Meson — a new build system

Better Builder

© Lead Image © tommroch,

© Lead Image © tommroch,

Article from Issue 166/2014

Developers fed up with cryptic Makefiles should take a look at the new Meson build system, which is simple to operate, offers scripting capabilities, integrates external test tools, and supports Linux, Windows, and Mac OS X.

Finnish developer Jussi Pakkanen was frustrated by existing build systems with foolish syntax in configuration files and unexpected behavior [1]. During the Christmas season of 2012, he therefore decided to develop his own build system that would run fast, be reliable and easy to use, run on all major operating systems, and integrate important test tools like Valgrind.Just two months later, Pakkanen published a first version of his build system, which, as a trained physicist, he named for the Meson particle. Since then, the technology has advanced quickly. Version 0.17.0 – the latest version when this article was written – is already extremely stable despite its low version number and contains all the features planned by the program author.

Meson builds executables and libraries and supports multiple directories for different builds from the same source. The flexible configuration language is easy to learn, opens many possibilities to the developer, and supports if statements.

Presentable Features

Meson is written entirely in Python 3 and is released under Apache License 2.0. One minor drawback, however, is that, currently, Meson can only handle source code in the programming languages, C, C++, Java, and Vala. Meson does not bundle the source code into the appropriate compiler itself; rather, it simply generates configuration files for an existing build system. Under Linux, Meson generates build files for the relatively unknown but quite nimble Ninja [2] mini-build system. Alternatively, Meson outputs project files for Visual Studio 2010 or Xcode. Meson refers to all of these external tools as back ends.

If you would like to use the build system on Linux, you therefore need to install Ninja 3 and Python via the package manager. On Ubuntu, this means typing,

sudo apt-get install python3 ninja-build

then downloading the current Meson version from SourceForge [3] and extracting the archive.

The installation is handled by the install_meson script, which you launch as the root user.

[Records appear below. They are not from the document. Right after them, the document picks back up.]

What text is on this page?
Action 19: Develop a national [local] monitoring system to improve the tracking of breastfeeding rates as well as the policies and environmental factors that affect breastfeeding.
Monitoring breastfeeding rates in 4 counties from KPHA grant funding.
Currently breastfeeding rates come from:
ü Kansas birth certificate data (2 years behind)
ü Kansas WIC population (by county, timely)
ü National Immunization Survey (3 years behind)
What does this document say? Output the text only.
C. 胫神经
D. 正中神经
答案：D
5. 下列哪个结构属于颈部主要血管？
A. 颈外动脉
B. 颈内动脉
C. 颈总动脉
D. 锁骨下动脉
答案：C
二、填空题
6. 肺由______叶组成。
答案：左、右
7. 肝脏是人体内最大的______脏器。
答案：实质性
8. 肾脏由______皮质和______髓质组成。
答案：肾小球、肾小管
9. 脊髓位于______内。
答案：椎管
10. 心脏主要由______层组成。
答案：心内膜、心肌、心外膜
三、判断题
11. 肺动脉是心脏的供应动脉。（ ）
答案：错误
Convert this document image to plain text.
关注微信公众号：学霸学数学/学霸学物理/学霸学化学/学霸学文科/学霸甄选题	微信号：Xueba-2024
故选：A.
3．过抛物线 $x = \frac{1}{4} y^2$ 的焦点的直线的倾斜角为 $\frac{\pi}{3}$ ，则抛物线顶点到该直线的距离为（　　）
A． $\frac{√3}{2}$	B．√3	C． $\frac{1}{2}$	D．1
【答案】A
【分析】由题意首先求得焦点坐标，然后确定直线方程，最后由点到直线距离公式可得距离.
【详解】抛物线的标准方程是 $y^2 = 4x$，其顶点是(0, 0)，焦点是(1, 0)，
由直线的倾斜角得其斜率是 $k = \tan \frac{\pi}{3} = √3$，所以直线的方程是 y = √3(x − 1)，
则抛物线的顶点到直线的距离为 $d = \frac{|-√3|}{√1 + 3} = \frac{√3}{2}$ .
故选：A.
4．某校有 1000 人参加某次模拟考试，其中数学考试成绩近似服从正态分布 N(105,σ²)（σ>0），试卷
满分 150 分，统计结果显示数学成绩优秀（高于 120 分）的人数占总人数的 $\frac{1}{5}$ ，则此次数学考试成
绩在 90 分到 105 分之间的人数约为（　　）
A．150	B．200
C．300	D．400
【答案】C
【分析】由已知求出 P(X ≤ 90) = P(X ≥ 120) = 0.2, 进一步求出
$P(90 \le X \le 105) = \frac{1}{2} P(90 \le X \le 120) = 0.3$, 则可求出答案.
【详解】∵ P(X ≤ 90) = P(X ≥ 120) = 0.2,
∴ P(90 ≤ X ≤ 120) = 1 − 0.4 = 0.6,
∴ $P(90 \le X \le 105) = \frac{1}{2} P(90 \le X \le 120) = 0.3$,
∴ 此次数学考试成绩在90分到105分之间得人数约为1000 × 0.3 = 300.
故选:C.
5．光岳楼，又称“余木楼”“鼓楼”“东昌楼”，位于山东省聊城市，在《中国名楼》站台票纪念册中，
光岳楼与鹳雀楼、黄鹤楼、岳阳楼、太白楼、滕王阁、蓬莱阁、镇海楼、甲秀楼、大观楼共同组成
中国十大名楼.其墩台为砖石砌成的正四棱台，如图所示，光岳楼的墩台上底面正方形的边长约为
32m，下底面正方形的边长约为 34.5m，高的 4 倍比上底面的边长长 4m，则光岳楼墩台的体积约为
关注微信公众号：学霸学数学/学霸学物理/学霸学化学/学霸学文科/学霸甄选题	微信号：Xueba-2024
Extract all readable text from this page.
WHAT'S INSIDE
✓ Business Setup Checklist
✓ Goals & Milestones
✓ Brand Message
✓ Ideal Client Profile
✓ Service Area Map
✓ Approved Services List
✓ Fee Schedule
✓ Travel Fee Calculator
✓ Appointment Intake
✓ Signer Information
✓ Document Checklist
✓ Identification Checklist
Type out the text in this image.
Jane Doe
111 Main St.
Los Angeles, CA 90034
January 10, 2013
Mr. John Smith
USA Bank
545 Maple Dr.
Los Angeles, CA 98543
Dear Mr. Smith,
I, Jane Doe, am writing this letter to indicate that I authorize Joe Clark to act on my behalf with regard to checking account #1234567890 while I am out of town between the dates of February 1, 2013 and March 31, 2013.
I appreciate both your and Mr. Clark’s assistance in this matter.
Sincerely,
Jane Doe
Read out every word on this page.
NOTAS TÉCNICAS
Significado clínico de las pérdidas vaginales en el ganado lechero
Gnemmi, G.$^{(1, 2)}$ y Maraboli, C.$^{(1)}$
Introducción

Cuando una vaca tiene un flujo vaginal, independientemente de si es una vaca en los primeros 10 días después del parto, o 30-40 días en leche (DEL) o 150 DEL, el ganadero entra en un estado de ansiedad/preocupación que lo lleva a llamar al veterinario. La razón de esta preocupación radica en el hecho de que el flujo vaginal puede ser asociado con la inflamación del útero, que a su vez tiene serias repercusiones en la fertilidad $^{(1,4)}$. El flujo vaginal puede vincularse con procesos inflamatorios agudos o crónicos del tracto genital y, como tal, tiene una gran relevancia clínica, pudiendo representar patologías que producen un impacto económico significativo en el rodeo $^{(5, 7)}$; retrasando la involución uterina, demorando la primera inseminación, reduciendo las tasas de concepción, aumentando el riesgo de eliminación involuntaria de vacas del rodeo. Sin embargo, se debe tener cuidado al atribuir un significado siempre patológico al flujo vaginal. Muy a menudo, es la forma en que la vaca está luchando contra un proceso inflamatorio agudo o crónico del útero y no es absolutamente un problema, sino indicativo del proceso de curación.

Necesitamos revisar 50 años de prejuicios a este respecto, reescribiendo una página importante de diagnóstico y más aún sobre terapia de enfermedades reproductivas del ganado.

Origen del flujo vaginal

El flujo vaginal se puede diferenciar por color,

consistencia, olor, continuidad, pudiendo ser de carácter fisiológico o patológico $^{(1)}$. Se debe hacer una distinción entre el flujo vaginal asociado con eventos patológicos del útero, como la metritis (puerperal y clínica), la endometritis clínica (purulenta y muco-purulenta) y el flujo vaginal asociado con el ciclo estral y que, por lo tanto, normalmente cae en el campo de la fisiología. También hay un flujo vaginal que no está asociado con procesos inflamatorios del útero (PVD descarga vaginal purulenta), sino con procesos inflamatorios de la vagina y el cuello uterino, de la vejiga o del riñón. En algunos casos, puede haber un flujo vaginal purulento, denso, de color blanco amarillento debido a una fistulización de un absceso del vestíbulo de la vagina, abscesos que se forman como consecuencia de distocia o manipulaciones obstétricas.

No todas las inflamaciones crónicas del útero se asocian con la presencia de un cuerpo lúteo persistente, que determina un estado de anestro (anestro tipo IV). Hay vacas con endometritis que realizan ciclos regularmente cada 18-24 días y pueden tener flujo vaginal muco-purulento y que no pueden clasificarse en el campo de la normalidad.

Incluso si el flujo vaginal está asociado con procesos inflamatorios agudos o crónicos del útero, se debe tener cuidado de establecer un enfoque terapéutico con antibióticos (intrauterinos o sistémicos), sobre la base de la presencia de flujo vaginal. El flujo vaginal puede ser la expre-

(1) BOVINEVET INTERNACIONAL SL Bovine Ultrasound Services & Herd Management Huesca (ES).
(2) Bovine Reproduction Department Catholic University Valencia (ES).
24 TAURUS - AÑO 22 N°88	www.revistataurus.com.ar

By default, it copies the build tool into subdirectories below /usr/local/. However, the --prefix <path> parameter lets you choose a different target.

Rather than install Meson, users can call it directly from any directory. The short meson command then always needs to be replaced by <path>/

Building Plan

The next thing you need to do is create a small configuration file named in the directory with your self-written source code. An example of such a file is given in Listing 1. Meson uses its own programming language within the file; it should look familiar to Python programmers. Meson somewhat inconsistently refers to the project() and executable() functions as commands. Each statement must be on a separate line.

Listing 1

Example File

project('Hello World', 'c')  # Name of project
src = ['main.c', 'file1.c', 'file2.c']
executable('hello', sources : src)

Starting a Project

A new project is defined by the project() keyword; it expects two arguments: the project name and the programming language used. In Listing 1, the project is called Hello World; its source code is in the C programming language. Armed with this knowledge, Meson can automatically select the correct compiler. C++ programmers would use cpp as the second parameter. Strings need to be framed in single quotes, and a # introduces a comment; Meson ignores everything that follows a hash mark until a newline occurs.

The second line in Listing 1 defines a new variable named src. This in turn expects an array with the names of the translatable source code files. The square brackets create the array here. In addition to arrays, variables will also accept integers (num = 123), logical values (right = true), and strings ( name = 'Peter').

You do not need to specify these values explicitly (dynamic typing); however, they cannot be converted from one type to another. Finally, the developer must always define a build target in It determines whether Meson should output a library, a program, or both.

In Listing 1, the executable() function ensures that the compiler generates a program. As arguments it receives the program name and the list of compilable files.

The executable() function also supports putting the name of the corresponding parameter before each argument to increase readability. In Listing 1, this happened in sources : src. This concept is familiar from other languages as keyword arguments or named parameters.

Two other build targets besides execute() are static_library() and shared_library(), which generate a static or dynamic link library, respectively. The following call builds version 1.2.3 of a dynamic library named libhello from the files lib1.c and lib2.c:

shared_library('hello', ['lib1.c', 'lib2.c'],version : '1.2.3')

The version number is optional. The static_library() function is called in the same way, but you cannot specify the version number. Developers can specify several different build targets simultaneously; Meson then creates them automatically in sequence.

The three lines from Listing 1 are everything Meson needs. The tool itself selects the matching compiler, including the necessary parameters.